Alex Small asmall at physics.ucsb.edu
Sat Jul 24 14:00:48 PDT 2004


On the Approval Voting list somebody brought up Rob Legrand's orphaned
voting method.  To recap:

1)  Voters rank the candidates.  (Assume for now, to keep things simple,
that voters don't truncate or rank candidates equal.  I'm sure there are
ways to handle that, but let's keep it simple for now.)  Each person's
vote is given to the top candidate on his/her list.

2)  If somebody has votes from a majority of the voters he/she wins.

3)  Otherwise, the 2 candidates with the fewest first-place votes are
compared pairwise, and the loser of that pairwise contest is eliminated. 
Anybody who had the eliminated candidate as his/her favorite has his/her
vote transferred to the next candidate on his/her list.

4)  Once again, see if anybody has votes from a majority of the voters. 
Continue the process until somebody has a majority.

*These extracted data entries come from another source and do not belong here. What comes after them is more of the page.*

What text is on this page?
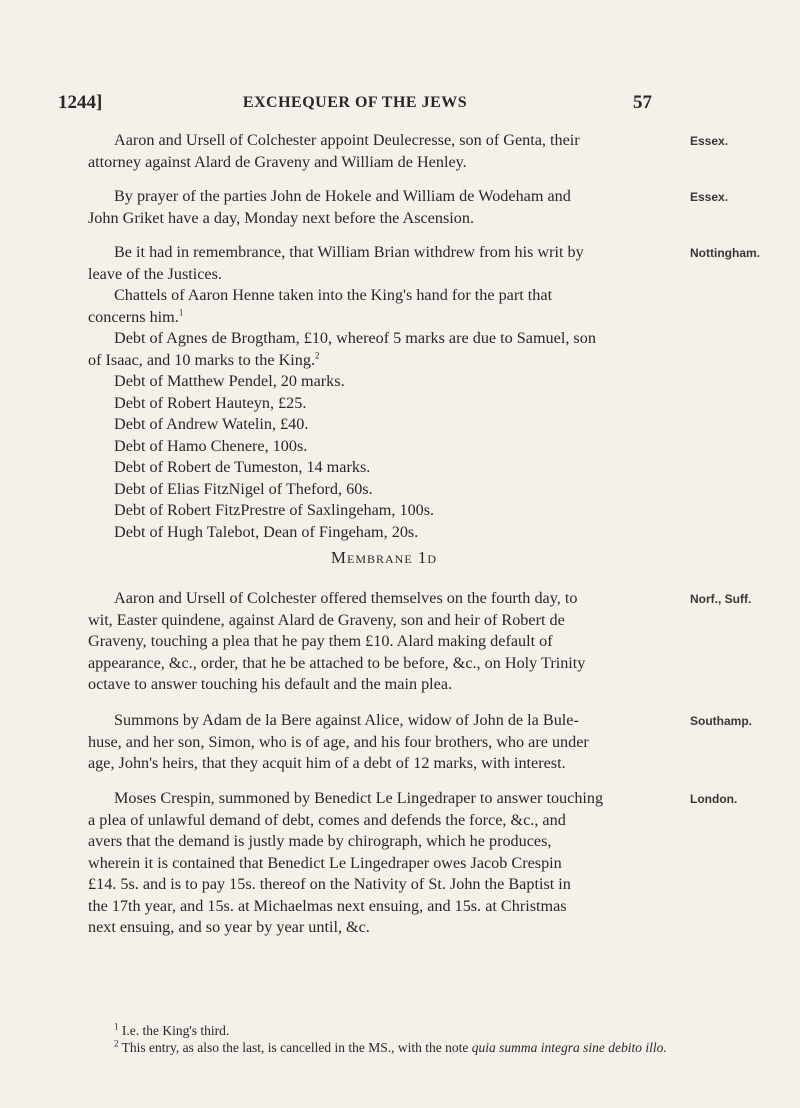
1244]	EXCHEQUER OF THE JEWS	57
Aaron and Ursell of Colchester appoint Deulecresse, son of Genta, their
attorney against Alard de Graveny and William de Henley.
Essex.
By prayer of the parties John de Hokele and William de Wodeham and
John Griket have a day, Monday next before the Ascension.
Essex.
Be it had in remembrance, that William Brian withdrew from his writ by
leave of the Justices.
Nottingham.
Chattels of Aaron Henne taken into the King's hand for the part that
concerns him.$^1$
Debt of Agnes de Brogtham, £10, whereof 5 marks are due to Samuel, son
of Isaac, and 10 marks to the King.$^2$
Debt of Matthew Pendel, 20 marks.
Debt of Robert Hauteyn, £25.
Debt of Andrew Watelin, £40.
Debt of Hamo Chenere, 100s.
Debt of Robert de Tumeston, 14 marks.
Debt of Elias FitzNigel of Theford, 60s.
Debt of Robert FitzPrestre of Saxlingeham, 100s.
Debt of Hugh Talebot, Dean of Fingeham, 20s.
Membrane 1d
Aaron and Ursell of Colchester offered themselves on the fourth day, to
wit, Easter quindene, against Alard de Graveny, son and heir of Robert de
Graveny, touching a plea that he pay them £10. Alard making default of
appearance, &c., order, that he be attached to be before, &c., on Holy Trinity
octave to answer touching his default and the main plea.
Norf., Suff.
Summons by Adam de la Bere against Alice, widow of John de la Bule-
huse, and her son, Simon, who is of age, and his four brothers, who are under
age, John's heirs, that they acquit him of a debt of 12 marks, with interest.
Southamp.
Moses Crespin, summoned by Benedict Le Lingedraper to answer touching
a plea of unlawful demand of debt, comes and defends the force, &c., and
avers that the demand is justly made by chirograph, which he produces,
wherein it is contained that Benedict Le Lingedraper owes Jacob Crespin
£14. 5s. and is to pay 15s. thereof on the Nativity of St. John the Baptist in
the 17th year, and 15s. at Michaelmas next ensuing, and 15s. at Christmas
next ensuing, and so year by year until, &c.
London.
$^1$ I.e. the King's third.
$^2$ This entry, as also the last, is cancelled in the MS., with the note quia summa integra sine debito illo.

I thought this is an interesting method.  For starters, it's
Condorcet-compliant (yes, I know, not everybody cares about that
criterion, but many do, and Condorcet methods can be interesting).  And
it's similar to IRV, so some IRV supporters might be interested.  (And, as
Bart Ingles pointed out on either this list or another one, some places
trying IRV in the US have vaguely-worded IRV statutes, so methods other
than standard IRV might be permissible under the law.)  However, as I
think about it I seem some flaws.

It seems to present a perverse phenomenon when there's a cycle.  Say that
there's a cycle A>B>C>A, and assume without loss of generality that A has
the most first-place votes.

There will be a pairwise contest between B and C, and C will be
eliminated.  And since A defeats B pairwise A will win.  This method is
therefore equivalent to plurality-completed Condorcet, at least in the
case of 3 candidates.

I think I prefer IRV-completed Condorcet to this method.  Although from
the description it seems to use information on the voters' full preference
rankings, in the end it's equivalent to a method using far less
information to break cycles.  IRV would break a cycle using 2 pieces of
information:  (1) how many first place votes each candidate has and (2)
the results of a pairwise contest.  This method really only needs the
first piece of information when there's a cycle.  So IRV-completed
Condorcet seems preferable.

Does this method have some virtues that I'm overlooking?